ユニクロと島精機は2016年10月に折半出資により合弁会社イノベーションファクトリーを設立、さらに2018年7月13日には両社で戦略的パートナーシップを締結し、中長期的、包括的にニット商品の開発と技術革新に取り組むことを発表している。そのキーパーソンの1人がルメール氏だ。

フェデラーや錦織のユニフォームもデザイン

ユニクロの3D U-Knit

銀座店に開設された「ユニクロ ユー」の特設売り場(2017年秋)。前面で打ち出されたのは、島精機製作所の「ホールガーメント」を活用した無縫製ニットシリーズ「3D U-Knit」。立体的なシルエットの美しさと縫製によるゴロつきがなく肌触りが良い点が評価されている。

筆者提供

また、ユニクロはテニスのロジャー・フェデラー選手との10年間3億ドル(約330億円)というグローバルブランドアンバサダー契約を結び話題を呼んだが、ルメール氏はフェデラー選手や錦織圭選手の着用ユニフォームもデザインしている。
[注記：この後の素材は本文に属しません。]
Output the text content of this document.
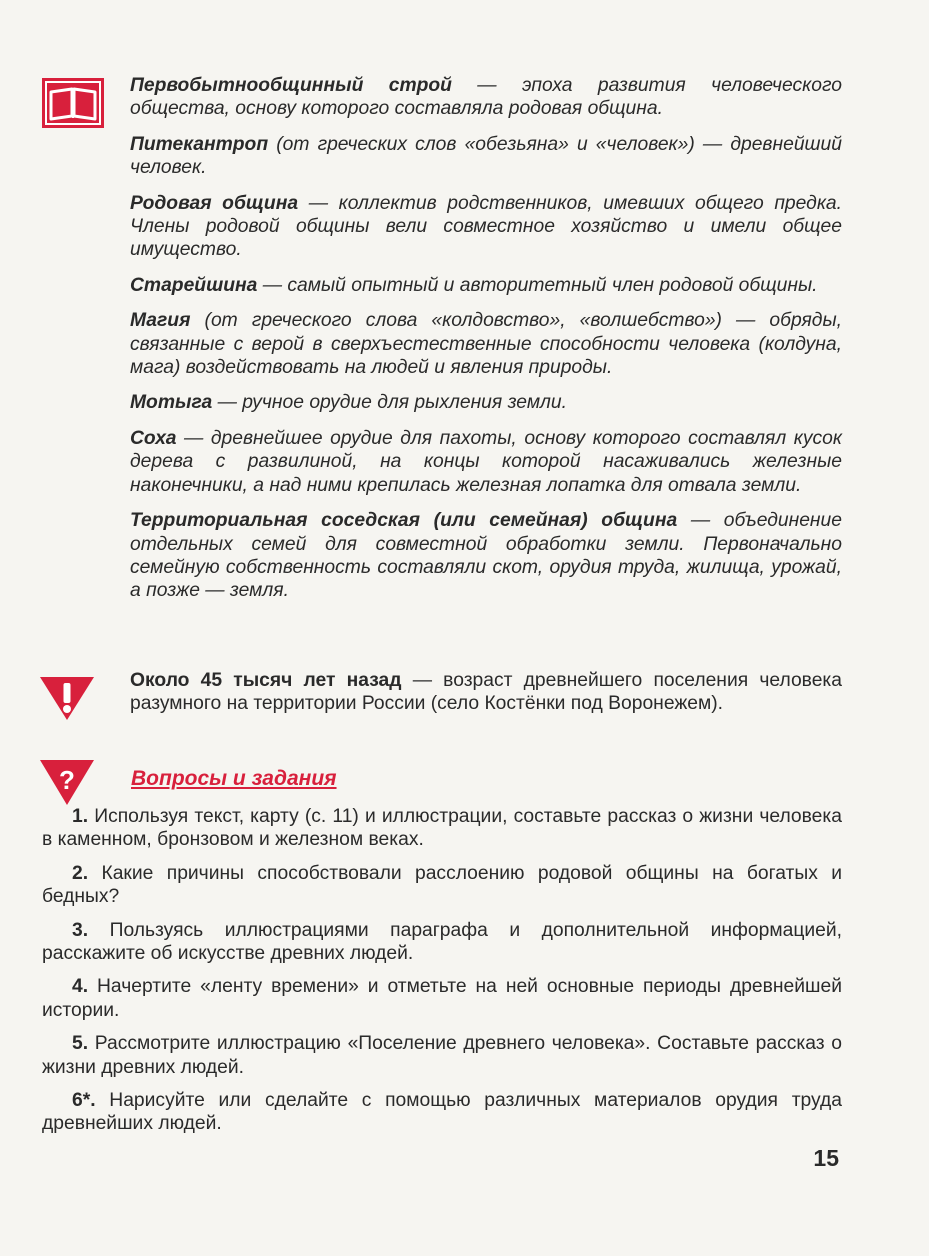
Первобытнообщинный строй — эпоха развития человеческого общества, основу которого составляла родовая община.

Питекантроп (от греческих слов «обезьяна» и «человек») — древнейший человек.

Родовая община — коллектив родственников, имевших общего предка. Члены родовой общины вели совместное хозяйство и имели общее имущество.

Старейшина — самый опытный и авторитетный член родовой общины.

Магия (от греческого слова «колдовство», «волшебство») — обряды, связанные с верой в сверхъестественные способности человека (колдуна, мага) воздействовать на людей и явления природы.

Мотыга — ручное орудие для рыхления земли.

Соха — древнейшее орудие для пахоты, основу которого составлял кусок дерева с развилиной, на концы которой насаживались железные наконечники, а над ними крепилась железная лопатка для отвала земли.

Территориальная соседская (или семейная) община — объединение отдельных семей для совместной обработки земли. Первоначально семейную собственность составляли скот, орудия труда, жилища, урожай, а позже — земля.

Около 45 тысяч лет назад — возраст древнейшего поселения человека разумного на территории России (село Костёнки под Воронежем).

?	Вопросы и задания

1. Используя текст, карту (с. 11) и иллюстрации, составьте рассказ о жизни человека в каменном, бронзовом и железном веках.

2. Какие причины способствовали расслоению родовой общины на богатых и бедных?

3. Пользуясь иллюстрациями параграфа и дополнительной информацией, расскажите об искусстве древних людей.

4. Начертите «ленту времени» и отметьте на ней основные периоды древнейшей истории.

5. Рассмотрите иллюстрацию «Поселение древнего человека». Составьте рассказ о жизни древних людей.

6*. Нарисуйте или сделайте с помощью различных материалов орудия труда древнейших людей.

15
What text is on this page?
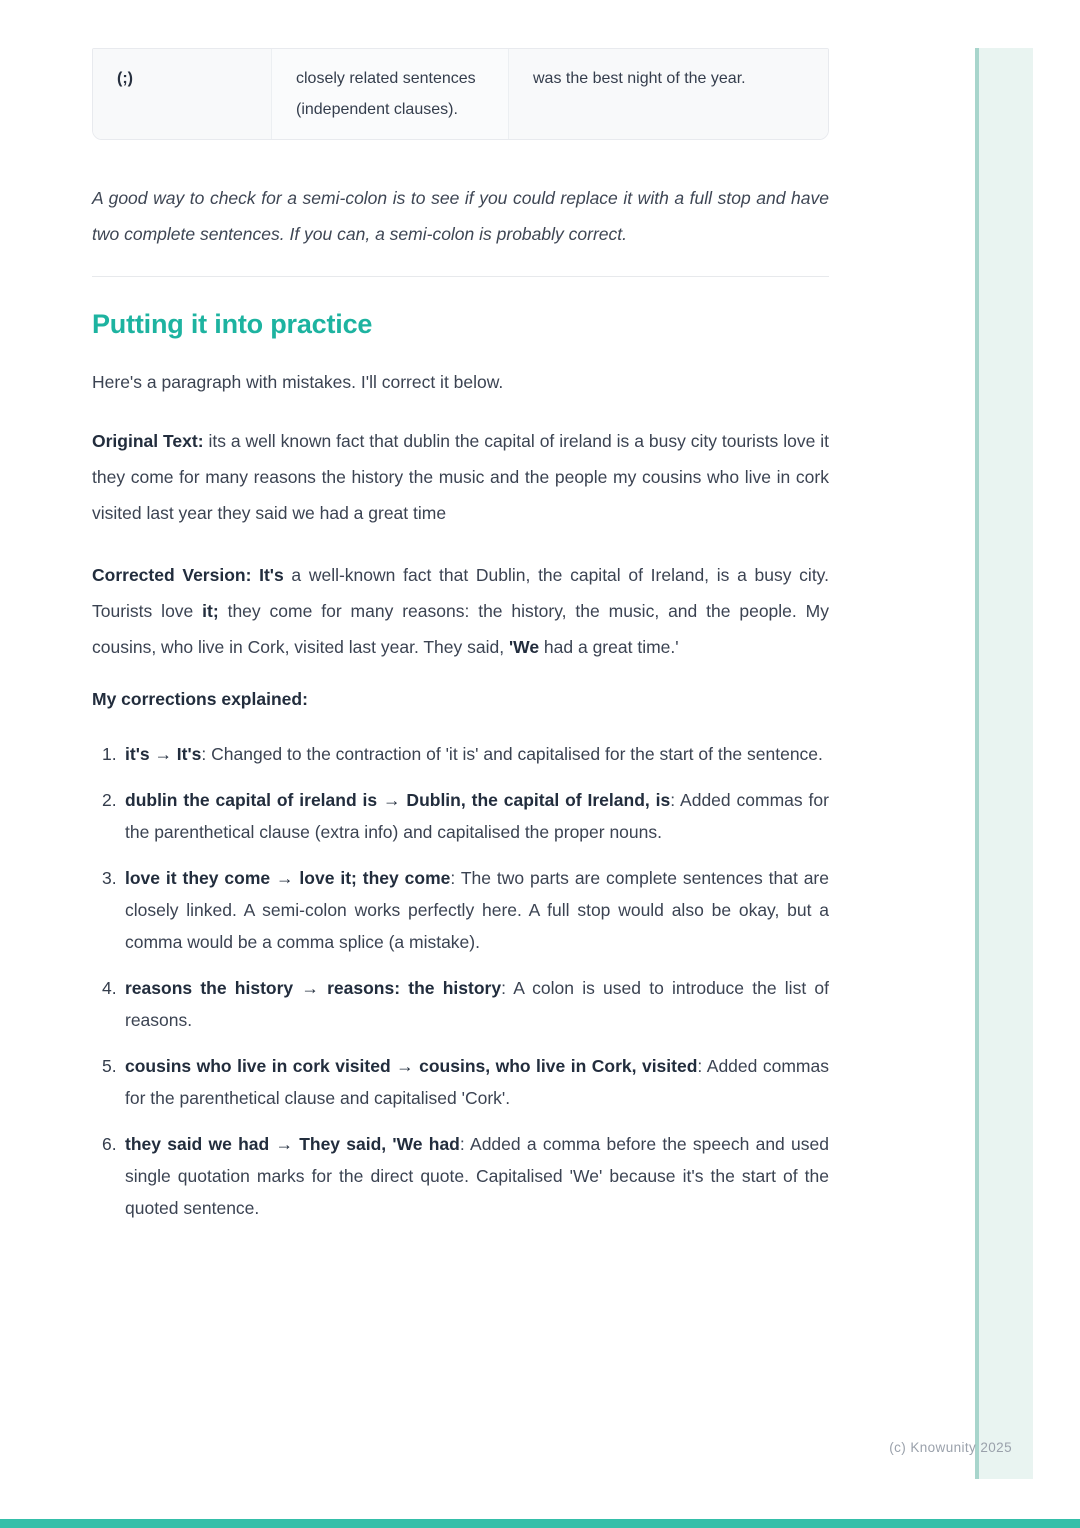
(;)	closely related sentences (independent clauses).
was the best night of the year.

A good way to check for a semi-colon is to see if you could replace it with a full stop and have two complete sentences. If you can, a semi-colon is probably correct.

Putting it into practice

Here's a paragraph with mistakes. I'll correct it below.

Original Text: its a well known fact that dublin the capital of ireland is a busy city tourists love it they come for many reasons the history the music and the people my cousins who live in cork visited last year they said we had a great time

Corrected Version: It's a well-known fact that Dublin, the capital of Ireland, is a busy city. Tourists love it; they come for many reasons: the history, the music, and the people. My cousins, who live in Cork, visited last year. They said, 'We had a great time.'

My corrections explained:

1. it's → It's: Changed to the contraction of 'it is' and capitalised for the start of the sentence.
2. dublin the capital of ireland is → Dublin, the capital of Ireland, is: Added commas for the parenthetical clause (extra info) and capitalised the proper nouns.
3. love it they come → love it; they come: The two parts are complete sentences that are closely linked. A semi-colon works perfectly here. A full stop would also be okay, but a comma would be a comma splice (a mistake).
4. reasons the history → reasons: the history: A colon is used to introduce the list of reasons.
5. cousins who live in cork visited → cousins, who live in Cork, visited: Added commas for the parenthetical clause and capitalised 'Cork'.
6. they said we had → They said, 'We had: Added a comma before the speech and used single quotation marks for the direct quote. Capitalised 'We' because it's the start of the quoted sentence.
(c) Knowunity 2025
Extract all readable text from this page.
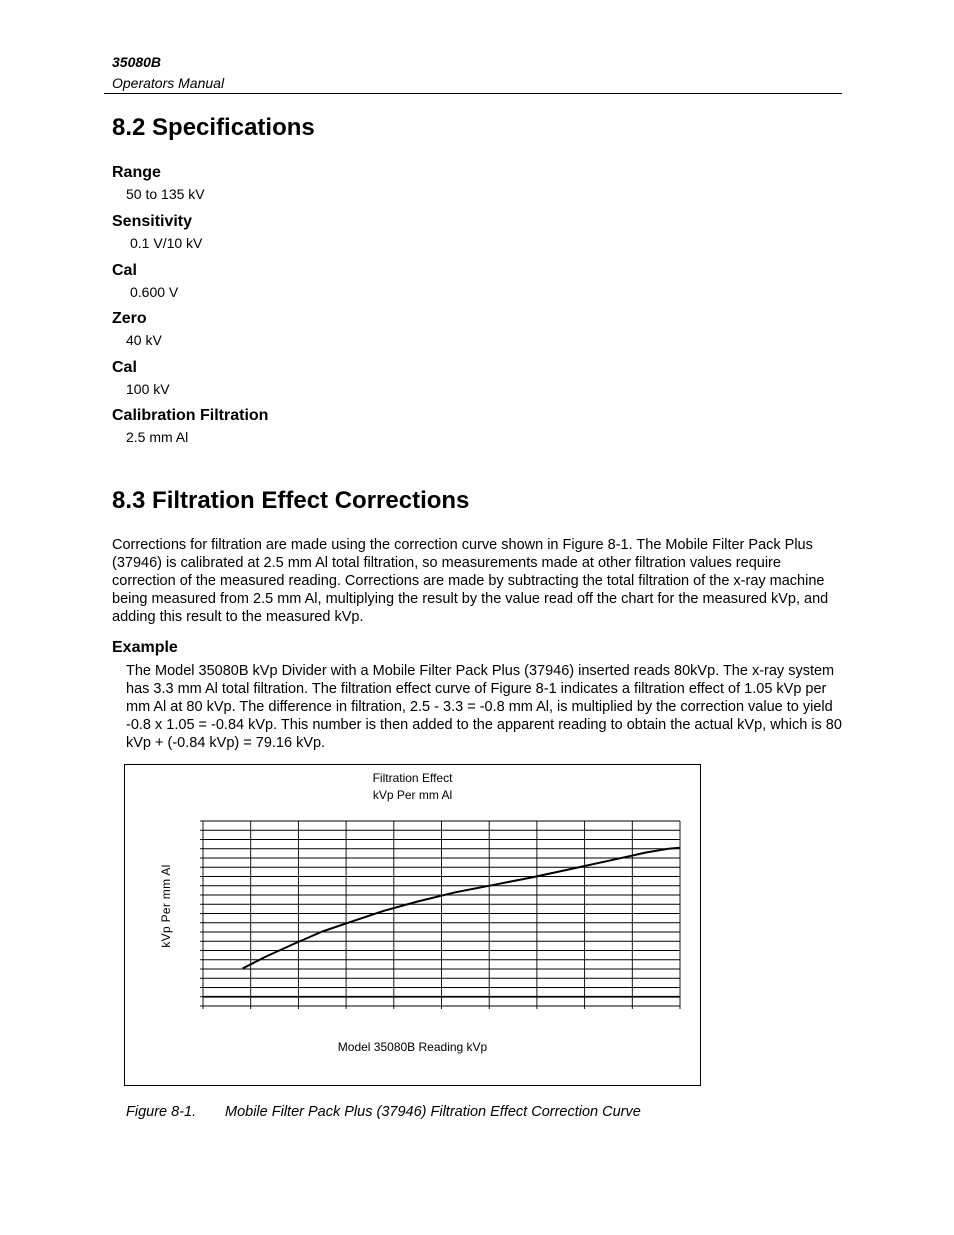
35080B
Operators Manual
8.2 Specifications
Range
50 to 135 kV
Sensitivity
0.1 V/10 kV
Cal
0.600 V
Zero
40 kV
Cal
100 kV
Calibration Filtration
2.5 mm Al
8.3 Filtration Effect Corrections

Corrections for filtration are made using the correction curve shown in Figure 8-1. The Mobile Filter Pack Plus (37946) is calibrated at 2.5 mm Al total filtration, so measurements made at other filtration values require correction of the measured reading. Corrections are made by subtracting the total filtration of the x-ray machine being measured from 2.5 mm Al, multiplying the result by the value read off the chart for the measured kVp, and adding this result to the measured kVp.

Example

The Model 35080B kVp Divider with a Mobile Filter Pack Plus (37946) inserted reads 80kVp. The x-ray system has 3.3 mm Al total filtration. The filtration effect curve of Figure 8-1 indicates a filtration effect of 1.05 kVp per mm Al at 80 kVp. The difference in filtration, 2.5 - 3.3 = -0.8 mm Al, is multiplied by the correction value to yield -0.8 x 1.05 = -0.84 kVp. This number is then added to the apparent reading to obtain the actual kVp, which is 80 kVp + (-0.84 kVp) = 79.16 kVp.

Filtration Effect
kVp Per mm Al
kVp Per mm Al
Model 35080B Reading kVp
Figure 8-1. Mobile Filter Pack Plus (37946) Filtration Effect Correction Curve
錦織選手のウエアは従来から発売されてきたが、全英オープン(ウィンブルドン選手権)でフェデラー選手が着用したウエアに対しても大会期間中から問い合わせが相次ぎ、ネット通販限定で7月23日から予約販売を開始。届け日が9月末から10月上旬とかなり先になるものの、シャツ、パンツ、ソックス、リストバンド、ヘッドバンドの5点セット(1万3500円、税別)に多くの予約が入っているという。

柳井正社長

柳井正会長兼社長は、ルメールブランドとユニクロのさらに高いレベルでのコラボを期待しているとコメントしている。

Henry S. Dziekan III/Getty Images

今回の発表に関し、ファーストリテイリングの柳井正会長兼社長は「ルメール氏の才能と経験を生かしていただいたことで、『ユニクロ ユー』のコレクションも2シーズン続けて成功しています。今回は、ルメール氏とのパートナーシップをさらに深められることを、本当に誇りに思っています。新しいレベルでファーストリテイリングとの関係が『ルメール』ブランドの、さらなる成長と発展にも役立つことを願っています」というコメントを発表。

ルメールブランドは2014年に約10億円・世界130拠点での販売だったものが、2018年には約15億円・世界200拠点での販売へと順調に成長している。